Jardin des Plantes, photo Alina Reyes

 

Je commence juste à le déchiffrer mais déjà, autant que l’hébreu, j’adore l’arabe. Je vois que les langues sémitiques donnent un bonheur intense, unique, qu’elles déploient à l’infini, parce que vraiment, Dieu y est, toute sa création y est à nu et Il y parle directement. Dans nos langues latines ou anglo-saxonnes il est beaucoup moins proche, elles sont beaucoup plus fermées, beaucoup moins vivantes – je ne parle pas de leur capacité d’évolution, je veux dire vivantes de leur vie intrinsèque. Elles sont par rapport aux langues sémitiques comme une ville par rapport à un jardin, un paysage naturel : la ville s’affaire, mais c’est dans le paysage que la lumière bouge le mieux, descend le mieux du ciel, que les senteurs montent le mieux de la terre, que la verdeur jaillit le mieux, que l’eau et la neige trouvent le meilleur accueil, que la vie universelle et éternelle se clame le mieux.
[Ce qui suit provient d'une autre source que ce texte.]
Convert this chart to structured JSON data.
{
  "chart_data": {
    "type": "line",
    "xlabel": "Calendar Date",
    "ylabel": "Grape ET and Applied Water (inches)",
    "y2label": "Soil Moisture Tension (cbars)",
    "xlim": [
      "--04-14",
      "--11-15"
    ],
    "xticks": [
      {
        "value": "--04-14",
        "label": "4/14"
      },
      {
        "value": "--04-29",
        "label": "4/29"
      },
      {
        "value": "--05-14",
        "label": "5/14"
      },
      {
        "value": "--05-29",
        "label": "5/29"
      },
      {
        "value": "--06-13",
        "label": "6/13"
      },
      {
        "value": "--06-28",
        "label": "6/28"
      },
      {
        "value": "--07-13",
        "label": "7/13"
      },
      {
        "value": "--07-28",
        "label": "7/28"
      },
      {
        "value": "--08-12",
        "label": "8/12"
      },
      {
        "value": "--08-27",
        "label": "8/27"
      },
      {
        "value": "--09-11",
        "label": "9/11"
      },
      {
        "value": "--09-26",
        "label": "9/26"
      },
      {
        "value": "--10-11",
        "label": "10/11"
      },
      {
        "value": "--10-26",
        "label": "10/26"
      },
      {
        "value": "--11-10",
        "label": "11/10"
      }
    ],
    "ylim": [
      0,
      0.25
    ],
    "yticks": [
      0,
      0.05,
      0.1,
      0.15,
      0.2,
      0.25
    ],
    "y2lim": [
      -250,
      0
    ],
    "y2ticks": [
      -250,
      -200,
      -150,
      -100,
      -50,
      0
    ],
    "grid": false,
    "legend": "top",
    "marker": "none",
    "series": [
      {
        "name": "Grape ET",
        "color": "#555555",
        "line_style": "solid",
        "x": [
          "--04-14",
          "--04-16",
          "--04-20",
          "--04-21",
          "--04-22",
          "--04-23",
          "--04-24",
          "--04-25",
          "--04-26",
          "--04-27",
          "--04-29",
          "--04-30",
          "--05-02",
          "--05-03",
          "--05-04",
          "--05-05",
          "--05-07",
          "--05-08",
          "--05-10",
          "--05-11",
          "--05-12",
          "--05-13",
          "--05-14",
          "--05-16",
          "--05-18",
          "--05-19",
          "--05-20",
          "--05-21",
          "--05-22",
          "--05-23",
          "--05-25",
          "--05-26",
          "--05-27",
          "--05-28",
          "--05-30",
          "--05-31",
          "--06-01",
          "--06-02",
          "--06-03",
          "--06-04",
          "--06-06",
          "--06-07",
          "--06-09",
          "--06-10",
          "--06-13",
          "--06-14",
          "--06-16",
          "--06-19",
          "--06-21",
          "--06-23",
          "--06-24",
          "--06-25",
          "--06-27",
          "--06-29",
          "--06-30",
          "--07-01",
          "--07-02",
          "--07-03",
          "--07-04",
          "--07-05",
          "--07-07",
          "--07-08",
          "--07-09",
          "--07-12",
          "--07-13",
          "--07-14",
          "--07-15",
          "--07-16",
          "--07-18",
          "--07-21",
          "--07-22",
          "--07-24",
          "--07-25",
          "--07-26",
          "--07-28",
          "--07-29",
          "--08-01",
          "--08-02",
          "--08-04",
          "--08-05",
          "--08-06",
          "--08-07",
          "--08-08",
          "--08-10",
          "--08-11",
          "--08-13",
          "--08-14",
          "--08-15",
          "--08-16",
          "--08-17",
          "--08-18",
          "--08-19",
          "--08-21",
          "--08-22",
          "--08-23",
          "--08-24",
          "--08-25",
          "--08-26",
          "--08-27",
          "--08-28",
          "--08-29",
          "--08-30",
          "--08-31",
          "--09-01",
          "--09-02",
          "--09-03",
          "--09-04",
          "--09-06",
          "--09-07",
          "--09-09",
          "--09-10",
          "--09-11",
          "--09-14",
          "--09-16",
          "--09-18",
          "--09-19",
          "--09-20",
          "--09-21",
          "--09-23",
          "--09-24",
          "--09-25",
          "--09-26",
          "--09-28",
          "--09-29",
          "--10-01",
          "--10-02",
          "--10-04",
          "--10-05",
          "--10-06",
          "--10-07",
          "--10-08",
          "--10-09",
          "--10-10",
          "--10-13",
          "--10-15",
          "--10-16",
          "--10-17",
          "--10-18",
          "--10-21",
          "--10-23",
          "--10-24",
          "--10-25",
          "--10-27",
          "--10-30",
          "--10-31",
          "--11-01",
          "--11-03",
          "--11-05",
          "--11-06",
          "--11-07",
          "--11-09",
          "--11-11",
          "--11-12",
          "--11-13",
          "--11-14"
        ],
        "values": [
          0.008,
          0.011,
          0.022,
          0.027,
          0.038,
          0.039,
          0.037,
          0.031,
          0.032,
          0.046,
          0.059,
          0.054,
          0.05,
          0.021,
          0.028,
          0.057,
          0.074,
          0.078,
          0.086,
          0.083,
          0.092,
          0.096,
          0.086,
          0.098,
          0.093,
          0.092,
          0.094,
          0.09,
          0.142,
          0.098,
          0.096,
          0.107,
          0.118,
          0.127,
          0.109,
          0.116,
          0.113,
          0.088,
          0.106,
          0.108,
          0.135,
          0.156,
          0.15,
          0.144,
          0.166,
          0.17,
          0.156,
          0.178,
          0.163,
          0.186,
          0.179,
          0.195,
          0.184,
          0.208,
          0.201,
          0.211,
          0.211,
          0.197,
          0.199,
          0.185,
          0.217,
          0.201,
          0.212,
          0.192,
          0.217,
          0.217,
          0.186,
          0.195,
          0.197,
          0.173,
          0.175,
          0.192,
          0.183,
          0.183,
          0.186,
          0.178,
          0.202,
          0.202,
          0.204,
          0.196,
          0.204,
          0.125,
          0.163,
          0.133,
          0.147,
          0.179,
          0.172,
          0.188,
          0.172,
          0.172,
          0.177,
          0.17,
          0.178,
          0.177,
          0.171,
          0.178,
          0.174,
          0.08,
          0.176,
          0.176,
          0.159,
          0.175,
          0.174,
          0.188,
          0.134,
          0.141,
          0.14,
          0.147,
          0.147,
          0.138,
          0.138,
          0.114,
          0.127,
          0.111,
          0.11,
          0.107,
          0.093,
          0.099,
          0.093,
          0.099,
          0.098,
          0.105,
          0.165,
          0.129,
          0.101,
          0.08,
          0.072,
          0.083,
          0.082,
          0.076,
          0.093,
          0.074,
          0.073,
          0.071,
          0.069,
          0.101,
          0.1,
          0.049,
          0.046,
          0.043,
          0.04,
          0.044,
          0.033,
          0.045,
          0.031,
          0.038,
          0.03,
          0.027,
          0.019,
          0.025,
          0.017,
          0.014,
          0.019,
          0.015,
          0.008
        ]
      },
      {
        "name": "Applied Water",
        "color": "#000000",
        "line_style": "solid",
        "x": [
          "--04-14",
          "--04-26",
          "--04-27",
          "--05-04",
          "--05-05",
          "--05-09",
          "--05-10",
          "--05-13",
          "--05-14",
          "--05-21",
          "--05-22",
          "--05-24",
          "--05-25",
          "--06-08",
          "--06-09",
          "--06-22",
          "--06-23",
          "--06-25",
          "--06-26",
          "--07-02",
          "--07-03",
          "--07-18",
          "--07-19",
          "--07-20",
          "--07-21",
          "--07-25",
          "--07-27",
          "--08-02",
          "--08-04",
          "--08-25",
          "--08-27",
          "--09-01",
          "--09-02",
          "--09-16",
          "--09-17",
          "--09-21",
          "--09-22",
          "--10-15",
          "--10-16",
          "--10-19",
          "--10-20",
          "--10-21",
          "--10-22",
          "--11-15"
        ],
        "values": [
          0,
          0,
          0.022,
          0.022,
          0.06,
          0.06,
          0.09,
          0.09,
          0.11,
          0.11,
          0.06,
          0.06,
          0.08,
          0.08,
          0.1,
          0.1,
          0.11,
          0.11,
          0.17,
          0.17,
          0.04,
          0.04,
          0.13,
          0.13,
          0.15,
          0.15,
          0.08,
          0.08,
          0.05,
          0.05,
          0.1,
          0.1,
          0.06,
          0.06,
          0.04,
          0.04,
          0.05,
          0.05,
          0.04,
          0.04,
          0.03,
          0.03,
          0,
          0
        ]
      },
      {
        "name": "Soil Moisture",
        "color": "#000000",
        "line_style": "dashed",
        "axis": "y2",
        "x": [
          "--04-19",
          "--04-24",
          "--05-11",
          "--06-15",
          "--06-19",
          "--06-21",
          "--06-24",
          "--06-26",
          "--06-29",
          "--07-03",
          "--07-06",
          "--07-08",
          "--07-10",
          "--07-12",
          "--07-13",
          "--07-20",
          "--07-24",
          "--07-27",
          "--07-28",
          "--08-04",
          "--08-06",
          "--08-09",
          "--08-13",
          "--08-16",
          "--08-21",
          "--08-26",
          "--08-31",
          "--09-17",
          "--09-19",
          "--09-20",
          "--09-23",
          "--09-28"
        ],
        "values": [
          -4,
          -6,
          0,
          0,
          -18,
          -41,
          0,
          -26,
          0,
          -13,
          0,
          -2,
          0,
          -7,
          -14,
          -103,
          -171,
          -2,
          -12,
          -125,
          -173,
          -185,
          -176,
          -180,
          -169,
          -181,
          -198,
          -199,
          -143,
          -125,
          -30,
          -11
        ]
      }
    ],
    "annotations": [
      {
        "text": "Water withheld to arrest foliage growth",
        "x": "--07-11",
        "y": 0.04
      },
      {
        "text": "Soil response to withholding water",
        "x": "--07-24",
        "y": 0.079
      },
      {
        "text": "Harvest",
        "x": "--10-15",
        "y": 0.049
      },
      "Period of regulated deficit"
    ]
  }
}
Même le grec, beau comme un éphèbe et que je chéris depuis longtemps, n’a pas cette liberté splendide. Mais j’aime d’amour sans mesure toutes les langues, et elles ont besoin les unes des autres pour se raconter les unes les autres, comme nous avons besoin d’elles pour nous raconter, nous dire les uns les autres.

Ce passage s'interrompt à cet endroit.